Boy erased – Vite cancellate

Due parole su Boy erased – Vite cancellate. Il film é del 2018 scritto e diretto da Joel Edgerton, che ne é anche uno degli interpreti principali.

Il film si ispira alla vera storia di Garrard Conley, raccontata direttamente dal suo protagonista in boy Erased: A Memoir, libro autobiografico.

Jared é un ragazzo di diciannove anni che, proprio in concomitanza con l’inizio del college, si trova ad affrontare la presa di conscienza circa la sua omosessualità. Vive in una piccola comunità in Arkansas e suo padre é un pastore battista. Nel momento del coming out, la famiglia reagirà costringendo il figlio a partecipare ad un programma di terapia di conversione dall’omosessualità. Nascosto dietro principi di fede e purificazione, si cela un trattamento comportamentale disumano volto al cosiddetto “riorientamento sessuale”. “Love in Action” é il nome del programma che ha l’obiettivo di colpire la parte più intima dell’individuo, disumanizzandolo e privandolo della propria peculiarità appunto.

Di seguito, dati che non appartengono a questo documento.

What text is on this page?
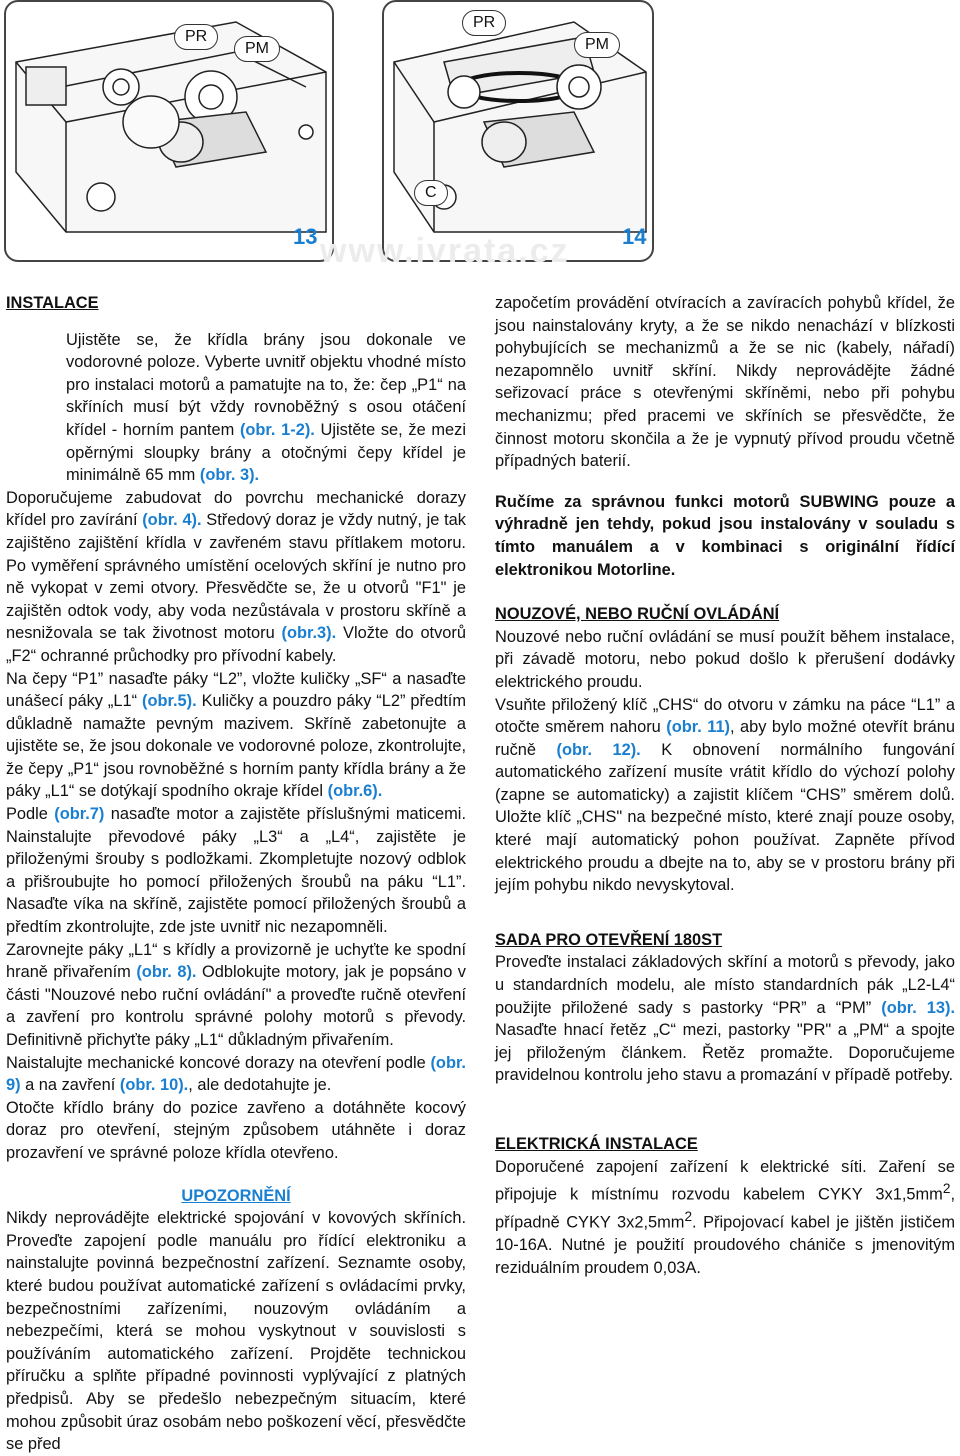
PR
PM
13
PR
PM
C
14
www.ivrata.cz
INSTALACE

Ujistěte se, že křídla brány jsou dokonale ve vodorovné poloze. Vyberte uvnitř objektu vhodné místo pro instalaci motorů a pamatujte na to, že: čep „P1“ na skříních musí být vždy rovnoběžný s osou otáčení křídel - horním pantem (obr. 1-2). Ujistěte se, že mezi opěrnými sloupky brány a otočnými čepy křídel je minimálně 65 mm (obr. 3).

Doporučujeme zabudovat do povrchu mechanické dorazy křídel pro zavírání (obr. 4). Středový doraz je vždy nutný, je tak zajištěno zajištění křídla v zavřeném stavu přítlakem motoru. Po vyměření správného umístění ocelových skříní je nutno pro ně vykopat v zemi otvory. Přesvědčte se, že u otvorů "F1" je zajištěn odtok vody, aby voda nezůstávala v prostoru skříně a nesnižovala se tak životnost motoru (obr.3). Vložte do otvorů „F2“ ochranné průchodky pro přívodní kabely.

Na čepy “P1” nasaďte páky “L2”, vložte kuličky „SF“ a nasaďte unášecí páky „L1“ (obr.5). Kuličky a pouzdro páky “L2” předtím důkladně namažte pevným mazivem. Skříně zabetonujte a ujistěte se, že jsou dokonale ve vodorovné poloze, zkontrolujte, že čepy „P1“ jsou rovnoběžné s horním panty křídla brány a že páky „L1“ se dotýkají spodního okraje křídel (obr.6).

Podle (obr.7) nasaďte motor a zajistěte příslušnými maticemi. Nainstalujte převodové páky „L3“ a „L4“, zajistěte je přiloženými šrouby s podložkami. Zkompletujte nozový odblok a přišroubujte ho pomocí přiložených šroubů na páku “L1”. Nasaďte víka na skříně, zajistěte pomocí přiložených šroubů a předtím zkontrolujte, zde jste uvnitř nic nezapomněli.

Zarovnejte páky „L1“ s křídly a provizorně je uchyťte ke spodní hraně přivařením (obr. 8). Odblokujte motory, jak je popsáno v části "Nouzové nebo ruční ovládání" a proveďte ručně otevření a zavření pro kontrolu správné polohy motorů s převody. Definitivně přichyťte páky „L1“ důkladným přivařením.

Naistalujte mechanické koncové dorazy na otevření podle (obr. 9) a na zavření (obr. 10)., ale dedotahujte je.

Otočte křídlo brány do pozice zavřeno a dotáhněte kocový doraz pro otevření, stejným způsobem utáhněte i doraz prozavření ve správné poloze křídla otevřeno.

UPOZORNĚNÍ

Nikdy neprovádějte elektrické spojování v kovových skříních. Proveďte zapojení podle manuálu pro řídící elektroniku a nainstalujte povinná bezpečnostní zařízení. Seznamte osoby, které budou používat automatické zařízení s ovládacími prvky, bezpečnostními zařízeními, nouzovým ovládáním a nebezpečími, která se mohou vyskytnout v souvislosti s používáním automatického zařízení. Projděte technickou příručku a splňte případné povinnosti vyplývající z platných předpisů. Aby se předešlo nebezpečným situacím, které mohou způsobit úraz osobám nebo poškození věcí, přesvědčte se před

započetím provádění otvíracích a zavíracích pohybů křídel, že jsou nainstalovány kryty, a že se nikdo nenachází v blízkosti pohybujících se mechanizmů a že se nic (kabely, nářadí) nezapomnělo uvnitř skříní. Nikdy neprovádějte žádné seřizovací práce s otevřenými skříněmi, nebo při pohybu mechanizmu; před pracemi ve skříních se přesvědčte, že činnost motoru skončila a že je vypnutý přívod proudu včetně případných baterií.

Ručíme za správnou funkci motorů SUBWING pouze a výhradně jen tehdy, pokud jsou instalovány v souladu s tímto manuálem a v kombinaci s originální řídící elektronikou Motorline.

NOUZOVÉ, NEBO RUČNÍ OVLÁDÁNÍ

Nouzové nebo ruční ovládání se musí použít během instalace, při závadě motoru, nebo pokud došlo k přerušení dodávky elektrického proudu.

Vsuňte přiložený klíč „CHS“ do otvoru v zámku na páce “L1” a otočte směrem nahoru (obr. 11), aby bylo možné otevřít bránu ručně (obr. 12). K obnovení normálního fungování automatického zařízení musíte vrátit křídlo do výchozí polohy (zapne se automaticky) a zajistit klíčem “CHS” směrem dolů. Uložte klíč „CHS" na bezpečné místo, které znají pouze osoby, které mají automatický pohon používat. Zapněte přívod elektrického proudu a dbejte na to, aby se v prostoru brány při jejím pohybu nikdo nevyskytoval.

SADA PRO OTEVŘENÍ 180ST

Proveďte instalaci základových skříní a motorů s převody, jako u standardních modelu, ale místo standardních pák „L2-L4“ použijte přiložené sady s pastorky “PR” a “PM” (obr. 13). Nasaďte hnací řetěz „C“ mezi, pastorky "PR" a „PM“ a spojte jej přiloženým článkem. Řetěz promažte. Doporučujeme pravidelnou kontrolu jeho stavu a promazání v případě potřeby.

ELEKTRICKÁ INSTALACE

Doporučené zapojení zařízení k elektrické síti. Zaření se připojuje k místnímu rozvodu kabelem CYKY $3x1,5mm^2$, případně CYKY $3x2,5mm^2$. Připojovací kabel je jištěn jističem 10-16A. Nutné je použití proudového cháničе s jmenovitým reziduálním proudem 0,03A.
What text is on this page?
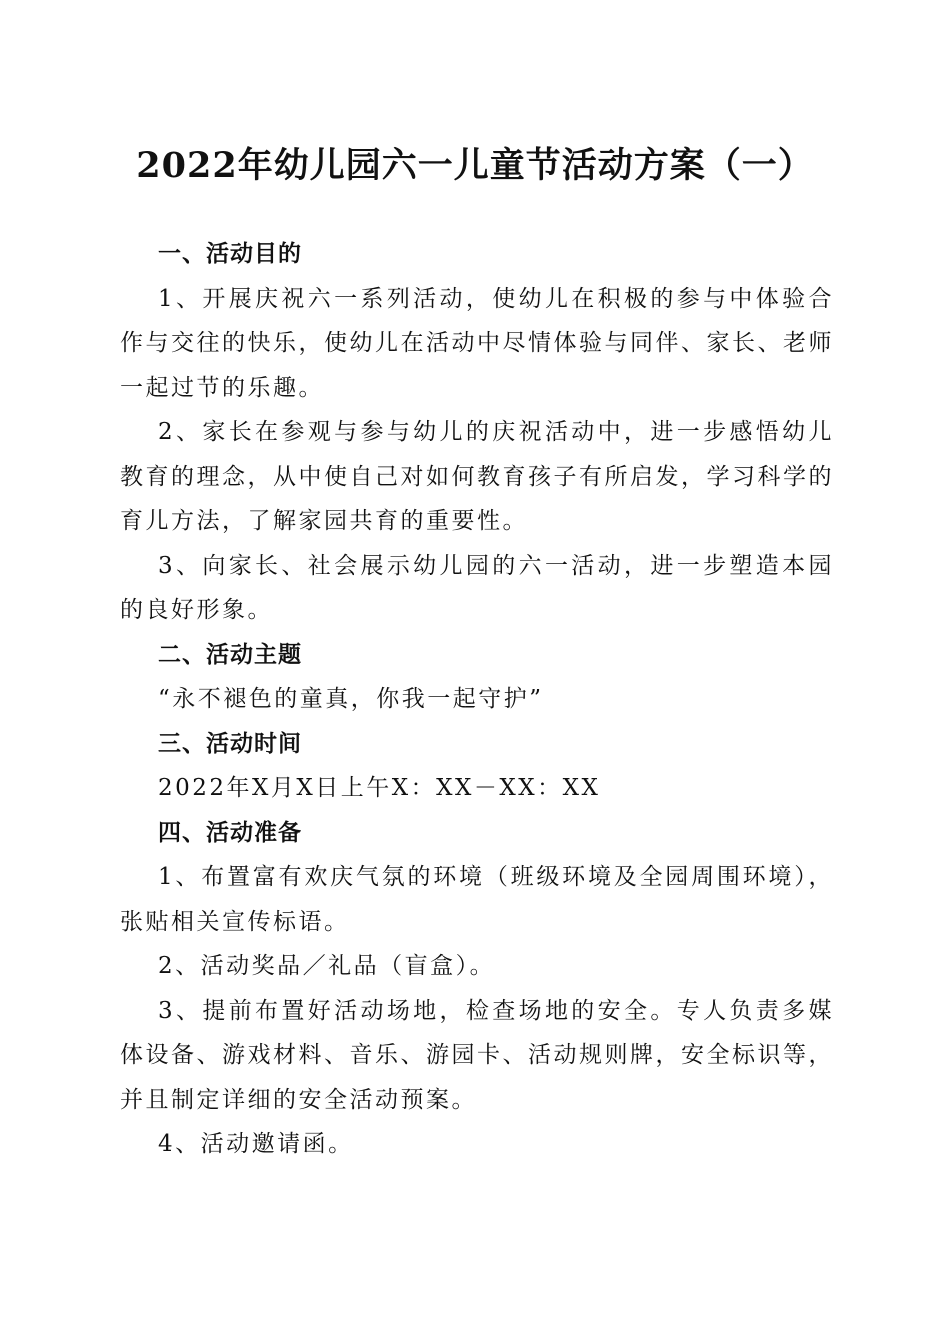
2022年幼儿园六一儿童节活动方案（一）
一、活动目的

1、开展庆祝六一系列活动，使幼儿在积极的参与中体验合作与交往的快乐，使幼儿在活动中尽情体验与同伴、家长、老师一起过节的乐趣。

2、家长在参观与参与幼儿的庆祝活动中，进一步感悟幼儿教育的理念，从中使自己对如何教育孩子有所启发，学习科学的育儿方法，了解家园共育的重要性。

3、向家长、社会展示幼儿园的六一活动，进一步塑造本园的良好形象。

二、活动主题

“永不褪色的童真，你我一起守护”

三、活动时间

2022年X月X日上午X：XX－XX：XX

四、活动准备

1、布置富有欢庆气氛的环境（班级环境及全园周围环境），张贴相关宣传标语。

2、活动奖品／礼品（盲盒）。

3、提前布置好活动场地，检查场地的安全。专人负责多媒体设备、游戏材料、音乐、游园卡、活动规则牌，安全标识等，并且制定详细的安全活动预案。

4、活动邀请函。
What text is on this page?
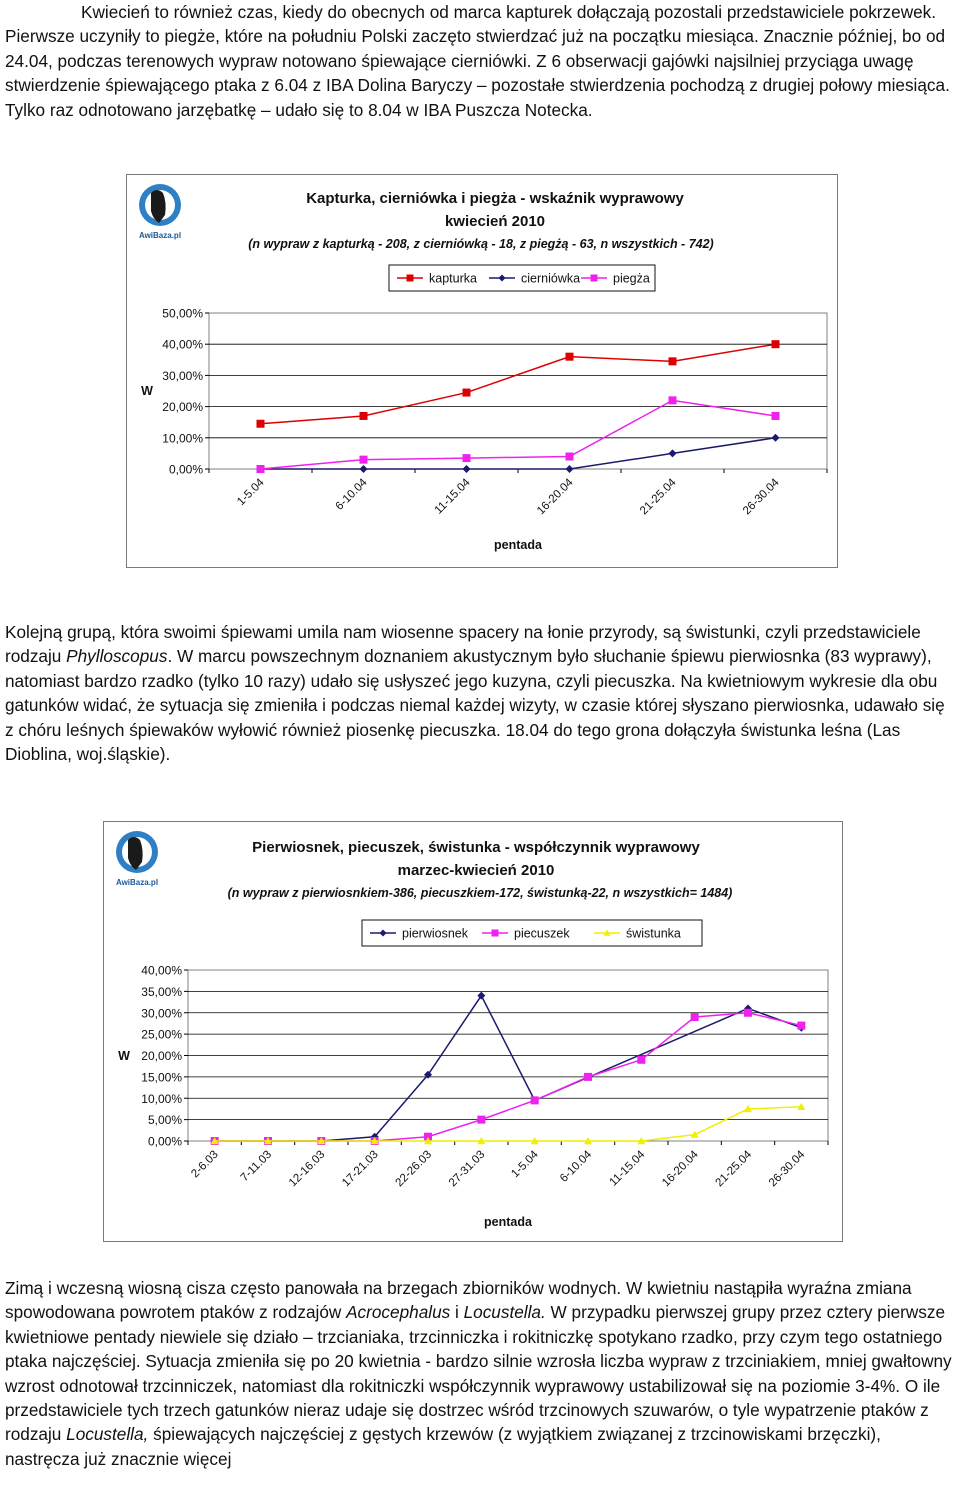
Kwiecień to również czas, kiedy do obecnych od marca kapturek dołączają pozostali przedstawiciele pokrzewek. Pierwsze uczyniły to piegże, które na południu Polski zaczęto stwierdzać już na początku miesiąca. Znacznie później, bo od 24.04, podczas terenowych wypraw notowano śpiewające cierniówki. Z 6 obserwacji gajówki najsilniej przyciąga uwagę stwierdzenie śpiewającego ptaka z 6.04 z IBA Dolina Baryczy – pozostałe stwierdzenia pochodzą z drugiej połowy miesiąca. Tylko raz odnotowano jarzębatkę – udało się to 8.04 w IBA Puszcza Notecka.

AwiBaza.pl
Kapturka, cierniówka i piegża - wskaźnik wyprawowy
kwiecień 2010
(n wypraw z kapturką - 208, z cierniówką - 18, z piegżą - 63, n wszystkich - 742)
kapturka	cierniówka	piegża
0,00%
10,00%
20,00%
30,00%
40,00%
50,00%
1-5.04	6-10.04	11-15.04	16-20.04	21-25.04	26-30.04
pentada
W

Kolejną grupą, która swoimi śpiewami umila nam wiosenne spacery na łonie przyrody, są świstunki, czyli przedstawiciele rodzaju Phylloscopus. W marcu powszechnym doznaniem akustycznym było słuchanie śpiewu pierwiosnka (83 wyprawy), natomiast bardzo rzadko (tylko 10 razy) udało się usłyszeć jego kuzyna, czyli piecuszka. Na kwietniowym wykresie dla obu gatunków widać, że sytuacja się zmieniła i podczas niemal każdej wizyty, w czasie której słyszano pierwiosnka, udawało się z chóru leśnych śpiewaków wyłowić również piosenkę piecuszka. 18.04 do tego grona dołączyła świstunka leśna (Las Dioblina, woj.śląskie).

AwiBaza.pl
Pierwiosnek, piecuszek, świstunka - współczynnik wyprawowy
marzec-kwiecień 2010
(n wypraw z pierwiosnkiem-386, piecuszkiem-172, świstunką-22, n wszystkich= 1484)
pierwiosnek	piecuszek	świstunka
0,00%
5,00%
10,00%
15,00%
20,00%
25,00%
30,00%
35,00%
40,00%
2-6.03 7-11.03 12-16.03 17-21.03 22-26.03 27-31.03 1-5.04 6-10.04 11-15.04 16-20.04 21-25.04 26-30.04
pentada
W

Zimą i wczesną wiosną cisza często panowała na brzegach zbiorników wodnych. W kwietniu nastąpiła wyraźna zmiana spowodowana powrotem ptaków z rodzajów Acrocephalus i Locustella. W przypadku pierwszej grupy przez cztery pierwsze kwietniowe pentady niewiele się działo – trzcianiaka, trzcinniczka i rokitniczkę spotykano rzadko, przy czym tego ostatniego ptaka najczęściej. Sytuacja zmieniła się po 20 kwietnia - bardzo silnie wzrosła liczba wypraw z trzciniakiem, mniej gwałtowny wzrost odnotował trzcinniczek, natomiast dla rokitniczki współczynnik wyprawowy ustabilizował się na poziomie 3-4%. O ile przedstawiciele tych trzech gatunków nieraz udaje się dostrzec wśród trzcinowych szuwarów, o tyle wypatrzenie ptaków z rodzaju Locustella, śpiewających najczęściej z gęstych krzewów (z wyjątkiem związanej z trzcinowiskami brzęczki), nastręcza już znacznie więcej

Le figure genitoriali, interpretate da Russell Crowe e Nicole Kidmann, in una prima parte di film sono completamente succubi della “comunità” chiusa e retrograda nella quale non c’é spazio per il figlio omosessuale di un pastore. Fortunatamente sul finale si prospetta un’apertura con l’accettazione della vera essenza di Jarred.

Il film é solo una reale testimonianza di quello che ancora accade in 36 stati americani che di come abbia toccato almeno 700.000 persone.

Drammatico e di difficile digestione, non c’é che dire. Certo é che é giusto conoscere queste realtà, é giusto sapere che certe cose sono accadute e accadano.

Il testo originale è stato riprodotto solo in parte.